Sulawesi Tengah termasuk salah satu wilayah yang terdampak cukup serius. Daerah ini mengalami musim kering berkepanjangan dan adanya peningkatan titik kebakaran. Selain itu, kebakaran hutan dan lahan meningkat di Sumatera, Kalimantan, dan Sulawesi, seperti yang dilaporkan BMKG.

Perspektif WALHI dan BRIN

Wahana Lingkungan Hidup Indonesia (WALHI) mengingatkan bahwa El Nino bukan sekadar persoalan cuaca ekstrem, tetapi juga berkaitan dengan krisis sosial dan ekologis.
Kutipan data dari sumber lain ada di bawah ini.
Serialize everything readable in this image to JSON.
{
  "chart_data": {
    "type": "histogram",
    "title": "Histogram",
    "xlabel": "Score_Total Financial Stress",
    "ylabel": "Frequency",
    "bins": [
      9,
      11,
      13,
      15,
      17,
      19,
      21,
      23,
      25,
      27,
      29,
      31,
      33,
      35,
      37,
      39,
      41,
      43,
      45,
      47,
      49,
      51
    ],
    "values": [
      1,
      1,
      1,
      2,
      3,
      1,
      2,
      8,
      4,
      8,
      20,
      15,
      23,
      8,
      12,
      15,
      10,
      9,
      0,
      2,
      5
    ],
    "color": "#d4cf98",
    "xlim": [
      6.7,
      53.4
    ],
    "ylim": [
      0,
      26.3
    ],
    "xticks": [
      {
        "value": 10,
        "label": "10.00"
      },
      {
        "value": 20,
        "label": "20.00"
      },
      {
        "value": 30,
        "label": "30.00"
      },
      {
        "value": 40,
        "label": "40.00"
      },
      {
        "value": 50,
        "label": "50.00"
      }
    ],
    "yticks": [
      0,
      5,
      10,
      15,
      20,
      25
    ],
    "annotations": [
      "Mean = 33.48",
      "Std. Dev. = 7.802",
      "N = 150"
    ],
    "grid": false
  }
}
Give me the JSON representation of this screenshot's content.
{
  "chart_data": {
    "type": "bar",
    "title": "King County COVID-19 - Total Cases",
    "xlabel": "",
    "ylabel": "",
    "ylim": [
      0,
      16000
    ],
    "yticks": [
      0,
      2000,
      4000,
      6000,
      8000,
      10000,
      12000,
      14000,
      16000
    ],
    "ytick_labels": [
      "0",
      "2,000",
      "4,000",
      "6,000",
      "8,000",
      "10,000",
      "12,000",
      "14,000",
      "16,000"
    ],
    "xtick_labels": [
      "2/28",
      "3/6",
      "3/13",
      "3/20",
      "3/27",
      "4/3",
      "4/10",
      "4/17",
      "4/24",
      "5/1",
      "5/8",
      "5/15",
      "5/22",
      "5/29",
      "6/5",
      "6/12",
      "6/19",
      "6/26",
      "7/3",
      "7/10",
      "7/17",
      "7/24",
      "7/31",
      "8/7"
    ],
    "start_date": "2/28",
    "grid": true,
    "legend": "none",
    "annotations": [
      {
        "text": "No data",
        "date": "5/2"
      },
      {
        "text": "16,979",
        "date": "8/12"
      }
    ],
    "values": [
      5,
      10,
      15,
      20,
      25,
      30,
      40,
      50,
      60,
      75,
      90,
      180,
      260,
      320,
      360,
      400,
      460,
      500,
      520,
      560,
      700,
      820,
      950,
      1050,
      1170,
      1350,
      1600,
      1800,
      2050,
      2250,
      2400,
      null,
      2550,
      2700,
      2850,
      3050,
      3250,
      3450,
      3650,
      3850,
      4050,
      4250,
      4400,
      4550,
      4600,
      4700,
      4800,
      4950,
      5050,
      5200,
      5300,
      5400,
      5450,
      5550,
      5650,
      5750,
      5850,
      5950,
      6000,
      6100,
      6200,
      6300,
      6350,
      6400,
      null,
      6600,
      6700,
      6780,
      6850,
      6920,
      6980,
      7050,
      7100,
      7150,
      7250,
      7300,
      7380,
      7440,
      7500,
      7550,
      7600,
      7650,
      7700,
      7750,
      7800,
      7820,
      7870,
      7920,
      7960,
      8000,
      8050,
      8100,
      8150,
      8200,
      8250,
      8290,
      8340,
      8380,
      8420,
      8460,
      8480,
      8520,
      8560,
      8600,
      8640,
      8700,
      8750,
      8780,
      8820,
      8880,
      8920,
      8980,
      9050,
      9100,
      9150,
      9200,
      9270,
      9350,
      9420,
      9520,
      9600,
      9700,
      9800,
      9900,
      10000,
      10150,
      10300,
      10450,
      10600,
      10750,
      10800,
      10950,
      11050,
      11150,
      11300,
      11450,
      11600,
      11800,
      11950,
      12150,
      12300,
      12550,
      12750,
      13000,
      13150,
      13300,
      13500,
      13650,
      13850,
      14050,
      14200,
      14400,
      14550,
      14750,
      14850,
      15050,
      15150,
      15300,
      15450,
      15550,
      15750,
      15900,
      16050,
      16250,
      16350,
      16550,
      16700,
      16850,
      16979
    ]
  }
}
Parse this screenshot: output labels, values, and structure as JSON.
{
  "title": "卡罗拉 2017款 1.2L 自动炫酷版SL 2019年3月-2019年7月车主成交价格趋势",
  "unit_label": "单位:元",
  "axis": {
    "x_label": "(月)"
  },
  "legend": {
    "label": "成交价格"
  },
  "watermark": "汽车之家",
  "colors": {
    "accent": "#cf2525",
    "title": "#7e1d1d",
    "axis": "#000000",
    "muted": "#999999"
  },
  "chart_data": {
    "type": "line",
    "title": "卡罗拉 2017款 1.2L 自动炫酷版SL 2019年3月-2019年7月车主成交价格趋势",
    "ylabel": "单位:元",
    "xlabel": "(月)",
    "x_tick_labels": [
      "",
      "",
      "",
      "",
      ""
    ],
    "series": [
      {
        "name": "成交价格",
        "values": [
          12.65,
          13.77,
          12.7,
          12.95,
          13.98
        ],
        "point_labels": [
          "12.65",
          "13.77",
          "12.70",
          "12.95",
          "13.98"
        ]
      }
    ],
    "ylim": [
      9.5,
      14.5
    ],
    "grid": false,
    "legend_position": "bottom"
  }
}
Berdasarkan kajian Badan Riset dan Inovasi Nasional (BRIN), El Nino dapat memicu fenomena upwelling atau naiknya air laut kaya nutrisi dari dasar laut ke permukaan. Fenomena ini berpotensi meningkatkan produktivitas perikanan karena memperbanyak fitoplankton sebagai dasar rantai makanan laut. Namun, WALHI menilai peningkatan potensi ikan tidak otomatis menguntungkan masyarakat pesisir.

Dalam rilis resminya, pengkampanye Perlindungan Pesisir dan Laut WALHI, Mida Saragih, menegaskan bahwa persoalan utamanya bukan hanya apakah ikan bertambah, tetapi siapa yang dapat mengakses sumber daya tersebut.

Menurut WALHI, tanpa tata kelola yang adil, fenomena El Nino justru berpotensi memperkuat ketimpangan dan perampasan ruang hidup masyarakat pesisir. WALHI juga meminta pemerintah menyusun rencana penyelamatan wilayah kepulauan, termasuk pemetaan daerah rawan bencana, krisis air, dan krisis pangan. Selain itu, rehabilitasi ekosistem mangrove, lamun, dan terumbu karang dinilai perlu diperkuat sebagai bagian dari mitigasi perubahan iklim.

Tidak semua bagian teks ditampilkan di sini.